When the family moved to Canada, his father became a fisheries officer. Millar told the writer of the presentence report that he had been a wildlife guide his entire life, sharing nature with people. “I’m a professional and introducing people to wildlife in positive interactions has been my passion, my family’s passion,” he told the report writer.
Wolf found it aggravating that Millar killed a mother bear who could have had more cubs, and that the killings were unprovoked, since the bears were not being aggressive and Millar made no attempt to scare the animals away. “He simply executed them,” said the judge.

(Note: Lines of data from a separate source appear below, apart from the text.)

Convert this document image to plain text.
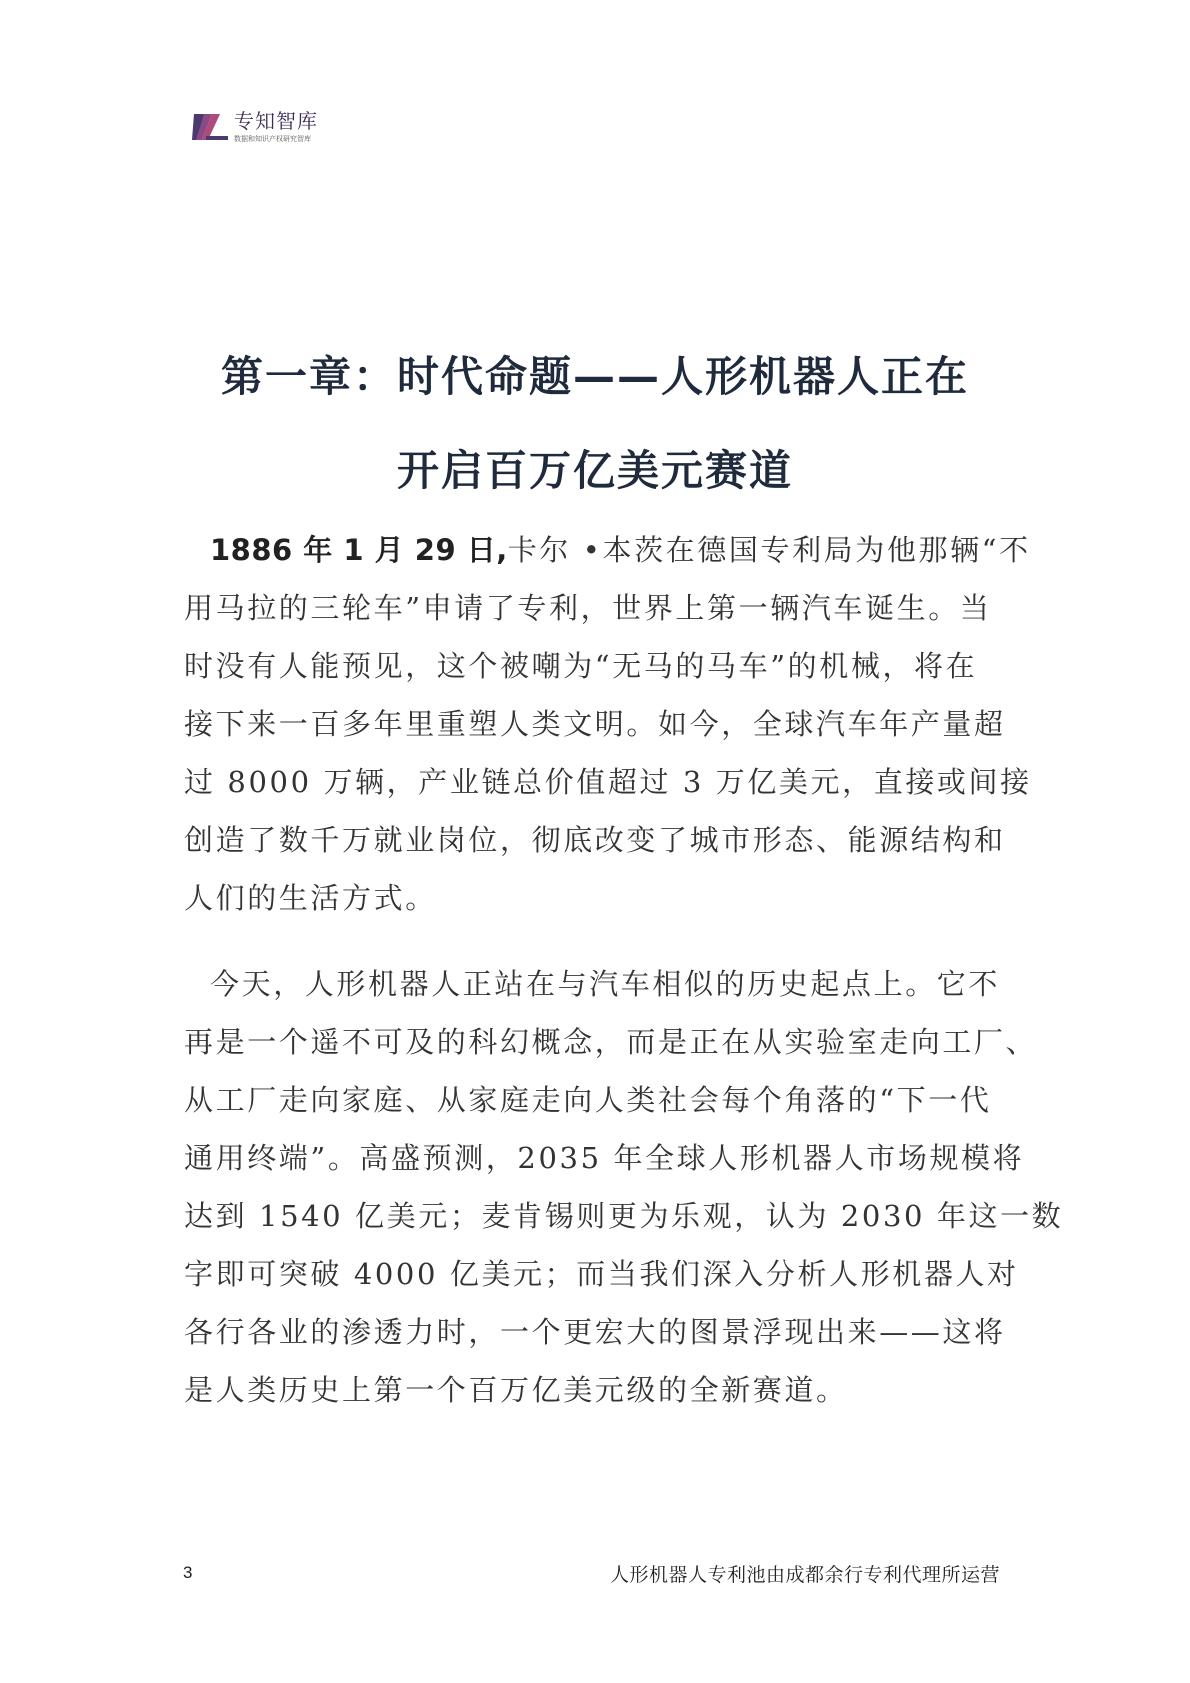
专知智库
数据和知识产权研究智库
第一章：时代命题——人形机器人正在
开启百万亿美元赛道
1886 年 1 月 29 日,卡尔 •本茨在德国专利局为他那辆“不
用马拉的三轮车”申请了专利，世界上第一辆汽车诞生。当
时没有人能预见，这个被嘲为“无马的马车”的机械，将在
接下来一百多年里重塑人类文明。如今，全球汽车年产量超
过 8000 万辆，产业链总价值超过 3 万亿美元，直接或间接
创造了数千万就业岗位，彻底改变了城市形态、能源结构和
人们的生活方式。
今天，人形机器人正站在与汽车相似的历史起点上。它不
再是一个遥不可及的科幻概念，而是正在从实验室走向工厂、
从工厂走向家庭、从家庭走向人类社会每个角落的“下一代
通用终端”。高盛预测，2035 年全球人形机器人市场规模将
达到 1540 亿美元；麦肯锡则更为乐观，认为 2030 年这一数
字即可突破 4000 亿美元；而当我们深入分析人形机器人对
各行各业的渗透力时，一个更宏大的图景浮现出来——这将
是人类历史上第一个百万亿美元级的全新赛道。
3	人形机器人专利池由成都余行专利代理所运营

It’s also aggravating that Millar took steps to avoid detection, hiding the cub’s body until he could remove it from the scene, the judge said. Then he asked the conservation officer for the fur “because it would make a good story to tell.” He also asked for the meat, saying it would be a shame for it to go to waste.
The judge noted that both bears were in considerable pain before they died, concluding: “I do not think a fine properly admonishes [Millar’s] utter disregard for the law.”
The judgment notes that Tofino prides itself on its abundant wildlife, and offers tours to see whales and black bears in the area, which is part of the UNESCO Clayoquot Sound Biosphere Region.
A report prepared for the court by Shelley Marshall, senior wildlife biologist with the Ministry of Forests, said the Commercial Bear Viewing Association of B.C. generates more than $20 million annually in direct revenue and employment.
In a letter to the court, Yuri Zharikov, monitoring ecologist for Pacific Rim National Park, estimated there were 98 bears in Pacific Rim National Park in 2021.
“Considering that vitality and stability of large mammal populations depends on the number of reproducing females, such populations are more sensitive to the loss of females,” Zharikov wrote.